La première chose que je ressentis, avant même d'ouvrir les yeux, ce fut le froid. Le froid sur mes pieds, sur mes jambes, se propageant au reste de mon corps. Battant des paupières je me redressais, oscillant entre surprise et peur. Sous mes mains je ne sentais plus le confortable matelas de ma chambre au manoir Compton, mais de la terre froide et des brindilles. D'une manière ou d'une autre, j'étais au milieu d'une sombre forêt, nue sous mon peignoir blanc.
Une fois debout sur mes deux jambes, je me frottais les épaules et les bras en frissonnant et j'avançais prudemment entre les arbres, manquant de tomber à plusieurs reprises. Malgré les bruits inquiétants de la forêt je tentais de me calmer : je devais être en train de faire un rêve particulièrement débile, rien de plus.
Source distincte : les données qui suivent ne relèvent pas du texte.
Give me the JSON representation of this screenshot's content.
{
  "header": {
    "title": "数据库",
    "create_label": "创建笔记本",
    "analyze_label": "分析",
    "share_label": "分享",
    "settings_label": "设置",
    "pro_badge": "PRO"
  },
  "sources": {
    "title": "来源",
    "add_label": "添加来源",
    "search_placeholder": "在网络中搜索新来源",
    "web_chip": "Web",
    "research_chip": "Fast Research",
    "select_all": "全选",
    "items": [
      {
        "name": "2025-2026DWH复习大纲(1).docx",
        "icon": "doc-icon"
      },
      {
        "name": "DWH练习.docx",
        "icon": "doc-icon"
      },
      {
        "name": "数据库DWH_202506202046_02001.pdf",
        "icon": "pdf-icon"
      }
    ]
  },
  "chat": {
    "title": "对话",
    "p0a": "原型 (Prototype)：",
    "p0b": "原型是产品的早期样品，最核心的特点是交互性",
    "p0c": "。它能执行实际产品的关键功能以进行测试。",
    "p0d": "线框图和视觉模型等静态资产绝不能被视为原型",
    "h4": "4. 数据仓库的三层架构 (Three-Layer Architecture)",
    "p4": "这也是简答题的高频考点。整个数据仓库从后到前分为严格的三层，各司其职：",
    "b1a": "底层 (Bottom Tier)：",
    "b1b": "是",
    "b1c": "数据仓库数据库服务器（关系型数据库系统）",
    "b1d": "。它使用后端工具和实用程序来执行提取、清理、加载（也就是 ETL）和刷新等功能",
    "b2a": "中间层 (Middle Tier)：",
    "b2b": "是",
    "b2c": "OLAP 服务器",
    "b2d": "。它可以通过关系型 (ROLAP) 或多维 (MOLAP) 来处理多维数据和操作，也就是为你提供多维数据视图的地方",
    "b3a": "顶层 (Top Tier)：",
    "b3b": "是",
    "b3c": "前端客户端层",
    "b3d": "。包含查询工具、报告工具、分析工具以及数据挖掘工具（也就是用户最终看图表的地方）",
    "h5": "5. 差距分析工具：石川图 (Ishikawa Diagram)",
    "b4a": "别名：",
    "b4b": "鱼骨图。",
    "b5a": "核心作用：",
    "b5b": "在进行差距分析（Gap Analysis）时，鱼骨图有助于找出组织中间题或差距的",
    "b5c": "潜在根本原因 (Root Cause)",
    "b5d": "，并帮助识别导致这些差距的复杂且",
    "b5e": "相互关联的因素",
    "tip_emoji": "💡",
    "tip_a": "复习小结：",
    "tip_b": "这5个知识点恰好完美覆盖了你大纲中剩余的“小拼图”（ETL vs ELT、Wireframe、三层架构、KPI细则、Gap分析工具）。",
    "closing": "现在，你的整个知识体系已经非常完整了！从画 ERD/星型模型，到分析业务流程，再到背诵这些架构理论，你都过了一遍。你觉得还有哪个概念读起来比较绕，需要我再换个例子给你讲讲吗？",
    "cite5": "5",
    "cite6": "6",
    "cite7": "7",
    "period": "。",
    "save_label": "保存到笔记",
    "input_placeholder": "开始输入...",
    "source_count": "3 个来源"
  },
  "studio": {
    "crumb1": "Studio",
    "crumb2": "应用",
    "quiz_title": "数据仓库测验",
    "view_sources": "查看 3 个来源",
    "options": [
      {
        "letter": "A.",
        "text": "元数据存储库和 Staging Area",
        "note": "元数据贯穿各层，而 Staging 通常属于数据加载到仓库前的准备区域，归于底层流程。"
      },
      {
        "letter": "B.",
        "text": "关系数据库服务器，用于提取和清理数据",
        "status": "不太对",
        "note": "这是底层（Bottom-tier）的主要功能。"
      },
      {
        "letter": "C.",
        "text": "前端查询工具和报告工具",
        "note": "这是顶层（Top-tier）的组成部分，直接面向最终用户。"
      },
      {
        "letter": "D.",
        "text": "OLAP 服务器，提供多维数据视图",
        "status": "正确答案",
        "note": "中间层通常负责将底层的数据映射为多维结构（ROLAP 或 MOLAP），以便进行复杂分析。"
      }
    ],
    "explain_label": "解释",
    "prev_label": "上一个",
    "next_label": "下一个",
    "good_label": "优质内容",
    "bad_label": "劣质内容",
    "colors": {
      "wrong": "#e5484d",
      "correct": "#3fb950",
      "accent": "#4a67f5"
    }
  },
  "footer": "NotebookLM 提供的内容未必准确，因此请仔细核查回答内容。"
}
Après un moment qui me parut interminable, alors que je commençais à me pincer le poignet pour me sortir d'urgence de ce songe qui n'avait rien de rassurant, j'entendis des voix un peu plus loin. Prudemment je me dirigeais vers elles pour découvrir six adolescents pris au milieu d'une conversation enflammée. Ils ne remarquèrent pas tout de suite ma présence, ce qui me laissa le loisir d'écouter. Et ce j'entendis me fis plisser les yeux, à défaut des oreilles.
« C'est qui, Graup ? » Fit une blonde à la voix doucement aiguë.
« Le petit frère de Hagrid. Mais ça n'a pas d'importance pour l'instant. Harry, qu'est-ce que tu as vu dans la cheminée ? Est-ce que Tu-Sais-Qui a vraiment capturé Sirius ou... »
« Oui. » Dit un garçon brun en mettant sa main à son front. « Je suis sûr que Sirius est toujours vivant mais je ne vois pas comment nous pourrions aller là-bas pour l'aider. »
« Il faudra que nous y allions par la voie des airs, non ? »
« Bon, alors. Pour commencer, si tu t'inclus dans ce « nous », tu te trompes complètement parce que toi, tu ne vas rien faire du tout, et ensuite, Ron est le seul à avoir un balai qui ne soit pas gardé par un troll, alors... »
« Moi, j'ai un balai ! » Intervint une petite rousse.
« Oui, seulement toi non plus, tu ne viens pas avec nous. »
« Excuse-moi, mais ce qui arrive à Sirius m'importe autant qu'à toi ! »
« Tu es trop... »
« J'ai trois ans de plus que tu n'avais quand tu as affronté Tu-Sais-Qui pour l'empêcher de prendre la Pierre philosophale et c'est grâce à moi que Malefoy est coincé dans le bureau d'Ombrage avec des Chauves-furies géantes qui l'attaquent de tous les côtés... »
« Oui, mais... »
« On fait tous partie de l'A.D. On était censés apprendre à combattre Tu-Sais-Qui, non ? Eh bien voilà, c'est la première fois qu'on a l'occasion de faire quelque chose de concret - ou alors, est-ce que ça signifie que nos séances d'entraînement n'étaient qu'un jeu ? »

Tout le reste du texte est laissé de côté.